Division of Rheumatology, Department of Medicine, University of California, San Francisco, San Francisco, CA, USA.
Biological and Medical Informatics Graduate Program, University of California, San Francisco, San Francisco, CA, USA.
Nat Genet. 2023 Sep;55(9):1512-1522. doi: 10.1038/s41588-023-01465-0. Epub 2023 Aug 10.
Predicting the effects of coding variants is a major challenge. While recent deep-learning models have improved variant effect prediction accuracy, they cannot analyze all coding variants due to dependency on close homologs or software limitations. Here we developed a workflow using ESM1b, a 650-million-parameter protein language model, to predict all ~450 million possible missense variant effects in the human genome, and made all predictions available on a web portal. ESM1b outperformed existing methods in classifying ~150,000 ClinVar/HGMD missense variants as pathogenic or benign and predicting measurements across 28 deep mutational scan datasets. We further annotated ~2 million variants as damaging only in specific protein isoforms, demonstrating the importance of considering all isoforms when predicting variant effects. Our approach also generalizes to more complex coding variants such as in-frame indels and stop-gains. Together, these results establish protein language models as an effective, accurate and general approach to predicting variant effects.

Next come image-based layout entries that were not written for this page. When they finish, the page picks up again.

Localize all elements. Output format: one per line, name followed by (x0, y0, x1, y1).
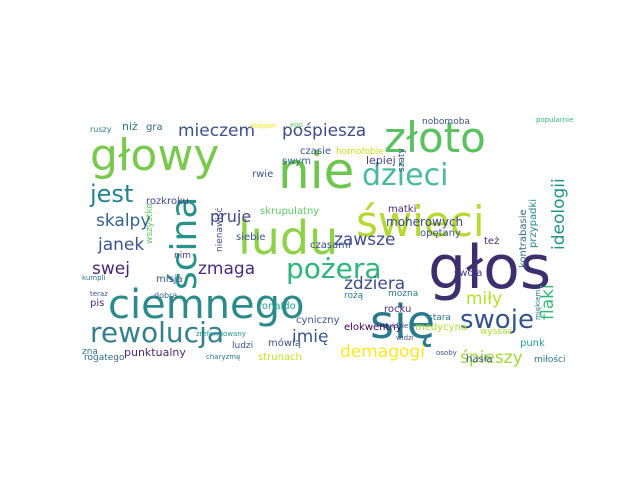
cloud-word: zawsze (334, 230, 395, 250)
cloud-word: mozna (388, 289, 418, 299)
cloud-word: punk (520, 338, 545, 349)
cloud-word: jest (89, 180, 133, 208)
cloud-word: medycyna (415, 322, 467, 333)
cloud-word: swej (92, 259, 130, 279)
cloud-word: stepper (250, 122, 277, 130)
cloud-word: pośpiesza (282, 121, 366, 141)
cloud-word: głos (428, 233, 551, 303)
cloud-word: czasie (300, 146, 331, 157)
cloud-word: strunach (258, 352, 302, 363)
cloud-word: moherowych (386, 215, 463, 229)
cloud-word: elokwentny (344, 322, 402, 333)
cloud-word: ideologii (549, 178, 569, 250)
cloud-word: charyzmę (206, 353, 240, 361)
cloud-word: nim (174, 251, 191, 261)
cloud-word: miły (466, 289, 502, 309)
cloud-word: demagogi (340, 342, 425, 362)
cloud-word: siebie (236, 232, 265, 243)
cloud-word: pis (90, 298, 104, 309)
cloud-word: wyssać (480, 326, 513, 337)
cloud-word: też (484, 236, 499, 247)
cloud-word: nienawiść (214, 207, 225, 252)
cloud-word: kontrabasie (518, 209, 529, 268)
cloud-word: ścina (164, 197, 205, 290)
cloud-word: rożą (344, 291, 364, 301)
cloud-word: złoto (384, 113, 486, 162)
cloud-word: niż (122, 120, 138, 133)
cloud-word: wszystko (145, 203, 155, 244)
cloud-word: stara (428, 313, 451, 323)
cloud-word: miłości (534, 354, 565, 365)
cloud-word: skalpy (96, 211, 150, 231)
cloud-word: widzi (396, 334, 414, 342)
cloud-word: zna (82, 347, 98, 357)
cloud-word: hasła (466, 354, 493, 365)
cloud-word: misja (156, 274, 183, 285)
cloud-word: mówią (268, 337, 301, 349)
cloud-word: homofobie (336, 147, 384, 157)
cloud-word: przypadki (528, 199, 539, 248)
cloud-word: teraz (90, 290, 108, 298)
cloud-word: osoby (436, 349, 457, 357)
cloud-word: janek (97, 235, 144, 255)
cloud-word: się (370, 295, 435, 349)
cloud-word: śpieszy (460, 348, 523, 368)
cloud-word: dzieci (362, 158, 448, 193)
cloud-word: popularnie (536, 116, 573, 124)
cloud-word: gra (146, 122, 163, 133)
cloud-word: opętany (420, 228, 461, 239)
cloud-word: lepiej (366, 154, 396, 167)
cloud-word: zmaga (198, 259, 255, 279)
cloud-word: swoja (454, 268, 482, 279)
cloud-word: ludzi (232, 341, 253, 351)
cloud-word: pruje (210, 207, 251, 226)
cloud-word: matki (388, 204, 416, 215)
cloud-word: skrupulatny (260, 206, 319, 217)
cloud-word: kumpli (82, 274, 105, 282)
cloud-word: ludu (238, 211, 338, 265)
cloud-word: miękiem (534, 290, 542, 320)
cloud-word: rogatego (84, 353, 125, 363)
cloud-word: głowy (90, 130, 219, 181)
cloud-word: rwie (252, 169, 273, 180)
cloud-word: zdziera (344, 274, 405, 294)
cloud-word: ruszy (90, 125, 112, 134)
cloud-word: mieczem (178, 121, 255, 141)
cloud-word: rewolucja (90, 316, 224, 349)
cloud-word: dobra (154, 291, 177, 300)
cloud-word: swym (282, 156, 311, 167)
cloud-word: ronaldo (258, 301, 296, 312)
cloud-word: nobomoba (422, 117, 470, 127)
cloud-word: punktualny (124, 346, 186, 359)
cloud-word: swoje (460, 305, 534, 335)
cloud-word: świeci (356, 197, 485, 246)
cloud-word: szaty (397, 148, 407, 172)
cloud-word: cyniczny (296, 315, 340, 326)
cloud-word: pożera (286, 252, 382, 285)
cloud-word: rocku (384, 304, 411, 315)
cloud-word: rozkroku (146, 196, 189, 207)
cloud-word: imię (292, 327, 328, 347)
cloud-word: zreformowany (196, 330, 246, 338)
cloud-word: czasami (310, 240, 351, 251)
cloud-word: idzie (392, 322, 408, 330)
cloud-word: ego (290, 121, 303, 129)
cloud-word: flaki (538, 284, 558, 320)
cloud-word: nie (278, 142, 354, 200)
cloud-word: ciemnego (108, 282, 305, 328)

预测编码变异的影响是一项重大挑战。虽然最近的深度学习模型提高了变异影响预测的准确性,但由于依赖于密切同源物或软件限制,它们无法分析所有编码变异。在这里,我们开发了一个使用 ESM1b 的工作流程,ESM1b 是一个 6.5 亿参数的蛋白质语言模型,用于预测人类基因组中所有约 4.5 亿种可能的错义变异的影响,并在一个网络门户上提供了所有的预测结果。ESM1b 在对约 150,000 个 ClinVar/HGMD 错义变异进行致病性或良性分类以及预测 28 个深度突变扫描数据集的测量方面表现优于现有方法。我们进一步将约 200 万个变体注释为仅在特定蛋白质亚型中具有破坏性,这表明在预测变体影响时考虑所有亚型的重要性。我们的方法也可推广到更复杂的编码变异,如框内缺失和终止增益。总之,这些结果确立了蛋白质语言模型作为预测变异影响的有效、准确和通用的方法。